Colorectal cancer has high rates of recurrence and
metastasis. Many patients with similar histopathological features show significantly different clinical outcomes, and these differences are primarily related to
metastases undetected by current diagnostic methods. There is no useful serological marker for metastatic disease. We investigated the cellular apoptosis susceptibility (CSE1L/CAS)

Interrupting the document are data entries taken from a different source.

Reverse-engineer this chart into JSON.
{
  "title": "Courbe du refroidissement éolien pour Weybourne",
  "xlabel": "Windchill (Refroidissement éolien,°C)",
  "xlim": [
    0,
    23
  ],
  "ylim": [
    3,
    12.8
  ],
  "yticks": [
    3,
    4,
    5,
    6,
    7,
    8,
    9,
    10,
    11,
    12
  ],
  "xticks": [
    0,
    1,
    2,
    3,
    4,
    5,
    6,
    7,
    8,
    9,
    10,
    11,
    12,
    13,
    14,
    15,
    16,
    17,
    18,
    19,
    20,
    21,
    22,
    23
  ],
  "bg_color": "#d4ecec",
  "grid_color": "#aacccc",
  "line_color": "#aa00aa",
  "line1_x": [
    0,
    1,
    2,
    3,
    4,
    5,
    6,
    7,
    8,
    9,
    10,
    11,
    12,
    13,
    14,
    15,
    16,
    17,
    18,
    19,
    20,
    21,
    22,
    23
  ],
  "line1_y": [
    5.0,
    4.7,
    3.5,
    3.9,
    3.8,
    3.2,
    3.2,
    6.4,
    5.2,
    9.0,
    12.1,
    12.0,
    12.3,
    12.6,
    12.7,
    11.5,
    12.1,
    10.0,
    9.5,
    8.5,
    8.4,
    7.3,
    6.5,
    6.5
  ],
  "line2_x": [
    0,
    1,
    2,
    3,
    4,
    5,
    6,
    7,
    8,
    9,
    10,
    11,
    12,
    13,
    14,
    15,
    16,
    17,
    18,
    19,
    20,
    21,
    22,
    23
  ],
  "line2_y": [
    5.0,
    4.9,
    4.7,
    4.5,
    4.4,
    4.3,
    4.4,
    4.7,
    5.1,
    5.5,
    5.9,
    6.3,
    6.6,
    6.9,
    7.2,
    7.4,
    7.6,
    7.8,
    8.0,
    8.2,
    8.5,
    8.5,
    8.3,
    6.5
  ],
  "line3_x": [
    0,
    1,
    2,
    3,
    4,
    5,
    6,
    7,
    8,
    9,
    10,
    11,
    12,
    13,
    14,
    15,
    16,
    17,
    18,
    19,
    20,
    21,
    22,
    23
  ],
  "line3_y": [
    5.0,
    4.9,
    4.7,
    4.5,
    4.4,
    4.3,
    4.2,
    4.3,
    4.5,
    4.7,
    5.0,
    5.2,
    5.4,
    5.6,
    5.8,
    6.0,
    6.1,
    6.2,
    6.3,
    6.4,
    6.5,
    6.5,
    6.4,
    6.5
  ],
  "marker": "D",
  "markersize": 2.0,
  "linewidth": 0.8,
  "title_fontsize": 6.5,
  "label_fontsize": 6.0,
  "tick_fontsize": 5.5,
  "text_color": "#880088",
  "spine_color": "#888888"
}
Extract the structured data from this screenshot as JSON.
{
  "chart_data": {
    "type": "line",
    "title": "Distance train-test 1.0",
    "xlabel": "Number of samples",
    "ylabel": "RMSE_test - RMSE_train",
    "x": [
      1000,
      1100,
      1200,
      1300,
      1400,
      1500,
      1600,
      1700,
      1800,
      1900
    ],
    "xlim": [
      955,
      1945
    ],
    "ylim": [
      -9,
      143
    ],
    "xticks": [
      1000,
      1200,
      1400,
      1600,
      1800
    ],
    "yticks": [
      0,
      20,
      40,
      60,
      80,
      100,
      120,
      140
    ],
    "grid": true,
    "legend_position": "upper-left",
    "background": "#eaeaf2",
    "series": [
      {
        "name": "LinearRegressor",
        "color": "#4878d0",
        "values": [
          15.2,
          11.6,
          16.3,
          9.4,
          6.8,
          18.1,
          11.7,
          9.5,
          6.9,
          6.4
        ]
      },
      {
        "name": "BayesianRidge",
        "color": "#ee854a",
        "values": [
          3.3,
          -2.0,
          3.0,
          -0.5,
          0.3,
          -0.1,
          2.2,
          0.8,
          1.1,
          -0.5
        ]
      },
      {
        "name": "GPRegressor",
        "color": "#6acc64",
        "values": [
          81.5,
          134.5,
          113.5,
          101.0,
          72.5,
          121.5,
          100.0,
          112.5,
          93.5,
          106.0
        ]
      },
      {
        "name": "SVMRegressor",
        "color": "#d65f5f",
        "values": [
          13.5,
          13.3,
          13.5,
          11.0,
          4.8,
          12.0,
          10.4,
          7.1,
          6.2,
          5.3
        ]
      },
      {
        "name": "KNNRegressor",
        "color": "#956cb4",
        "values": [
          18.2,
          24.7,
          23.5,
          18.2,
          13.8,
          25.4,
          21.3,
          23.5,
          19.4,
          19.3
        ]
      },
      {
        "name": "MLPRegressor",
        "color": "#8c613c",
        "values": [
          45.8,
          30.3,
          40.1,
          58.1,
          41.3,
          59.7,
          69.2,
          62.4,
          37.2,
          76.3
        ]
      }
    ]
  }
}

protein in comparison with
carcinoembryonic antigen (CEA) as a marker for metastatic
colorectal cancer. Using serum from 103 patients with stage I, II, III, and IV disease, CSE1L was detected in 36.0% (9 of 25), 57.7% (15 of 26), 71.4% (30 of 42), and 88.9% (8 of 9) of patients, respectively; a pathological CEA level was found in 16.0% (4 of 25), 42.3% (11 of 26), 47.6% (20 of 42), and 77.8% (7 of 9) of patients, respectively; a combined CSE1L/CEA assay was detected in 48.0% (12 of 25), 65.4% (17 of 26), 88.1% (37 of 42), and 100% (9 of 9) of patients, respectively.
Lymphatic metastasis is an important predictor of poor prognosis and crucial for determination of therapeutic strategy. Serum CSE1L was detected in 74.5% (38 of 51) of patients with
lymph node metastasis, whereas a pathological CEA level was found in only 52.9% (27 of 51) of the same patients (P < 0.001); the combined CSE1L/CEA assay increased sensitivity to 90.2% (46 of 51). Animal experiments showed CSE1L reduction in B16-F10
melanoma cells correlated with decreased
metastasis to the colorectal tract in C57BL/6 mice. These results indicate that assay of serum CSE1L may facilitate diagnosis of
colorectal cancer lymphatic metastases; furthermore, CSE1L is a possible therapeutic target.